I think this variant is possible:
научиться можно только на ошибках...

----------


## raskolnik

я прочитал <Предступления и наказания>, по моему было здорово  ::  (я выбрал мой ник, из за именин главного характера) также, прочитал я <Братья Корамозов> (по буквам, не уверен) и сейчас я читаю <Анна каренина>. Она не плохо, но она так долго  :P Есть другой классик, вы можете рекомендовать (по английски, конечно)  ::

----------


## Pravit

Мне понравился "Доктор Живаго." 
Стиль Достоевского иногда мне идет на нервах(можно это сказать?)
Мне еще надо купить коллекцию пишений Пушкина...кстати, я слышал, что он в кровей немного черного.  Это правда?  
Также у меня вопрос....слова "негр" и "негритянка" плохие слова по-русски? Здесь в США никто б эти слова говорили....

----------


## Tu-160

"Стиль Достоевского действует мне на нервы" Самая лучшая фраза. 
Вместо слова "пишений" (которого не существует) лучше написать "коллекцию сочинений Пушкина". У Пушкина дед был негром из Эфиопии. 
В русском языке слова "негр" и "негритянка" не плохие. It's just a man with black skin. К проблеме расизма мы не относимся так болезненно. 
"Здесь, в США, никто б эти слова не говорил..." 
А как в Америке называют негров? 
Много всяких книг можно скачать по адресу http://book.org.ua

----------


## Pravit

здесь в США называем негров "black person" или "african-american." это самый настоящий форм. прежде мы использили слово "negro", а теперь негры здесь считают это слово старомодным и даже разсистным. есть, конечно плохий форм этоого слова тоже. 
кстати, это сайт русской литературы прекрасно!!! спасибо большое!

----------


## Ger

кстати, это сайт русской литературы прекрасно!!! спасибо большое![/quote] 
Сибирский медвежонок проснулся, посмотрел на пригревающее весеннее солнышко.
ВАУ, оказывается есть люди которым интересен русский язык и русские книги!!!
И он решил помочь. www.lib.ru - русские книги на русском и не только.   :: )

----------


## jejik

Слово негр в России не несет отрицательной эмоциональной окрашенности, а вот слово черный (black person) в России является отрицаельным (почти ругательством), причем оно относится не только к неграм, но и к национальностям Кавказа.

----------


## Zeus

> я прочитал <Предступления и наказания>, по моему было здорово  (я выбрал мой ник, из за именин главного характера) также, прочитал я <Братья Корамозов> (по буквам, не уверен) и сейчас я читаю <Анна каренина>. Она не плохо, но она так долго  :P Есть другой классик, вы можете рекомендовать (по английски, конечно)

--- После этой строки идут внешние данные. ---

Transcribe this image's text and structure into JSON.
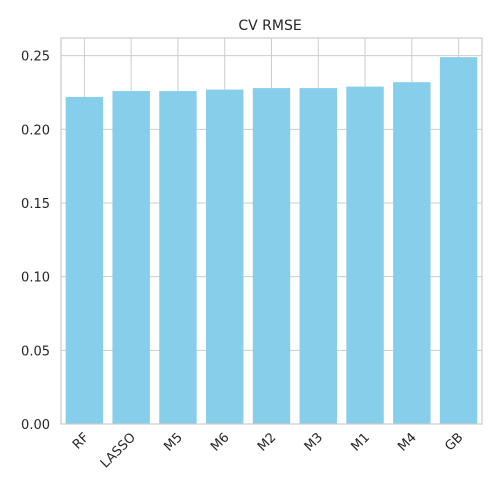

 Из классики мое мнение такое. Достоевский - очень хорошо по содержанию, но для начала трудно, наверное. (Кстати, название "Братья Карамазовы"). 
Толстой - очень трудно (для чтения)! Он любит длинные и сложные предложения. Да и книжки у него толстые  ::  (Правда, есть у него сказки для детей, но это бред). 
Пастернак - тоже не самое легкое чтение (с точки зрения языка), но сойдет. Плюс "Доктора Живаго" в том, что это очень известное на Западе произведение (а уж фильм какой! Думаю, один из лучших фильмов Голливуда (Hollywood)). 
Впрочем, язык перевода сильно зависит от переводчика. Но хороший переводчик должен сохранять структуру языка оригинала. Не знаю, как с этим обстоит дело. Говорят, хорошо переводят Довлатова, да и язык у него очень легкий. 
Если начинать читать по-русски, читать сначала лучше то, что уже читал на родном языке, по-английски. Знакомую вещь легче читать на чужом языке. 
Пушкина настоятельно рекомендую. У него просто замечательный язык, как в прозе, так и в поэзии. 
Довлатова, как я сказал, читать тоже будет легко.

----------


## Scorpio

Тем, кто учит русский и любит детективы (в смысле, crime stories), я настоятельно советую почитать Акунина. Его романы - прелесть! И отличаются отличным языком.

----------


## jejik

А еще можно читать Чехова: талантливо, просто и коротко.

----------


## raskolnik

В книге моего есть сказка Чехова - Толстый и Тонкий. В основном это не слишком трудно, но конечно идиомы и частинци очень смущает меня, например "ну, да погляди же на меня"   ::  к сожалению, изучая другие языки это всегда так.

----------


## JJ

Мои любимые писатели:
1. Пушкин, но только его проза. Стихи я вобще не люблю, не только пушкинские.
2. Булгаков, особенно "Собачье сердце" и "Мастер и Маргарита"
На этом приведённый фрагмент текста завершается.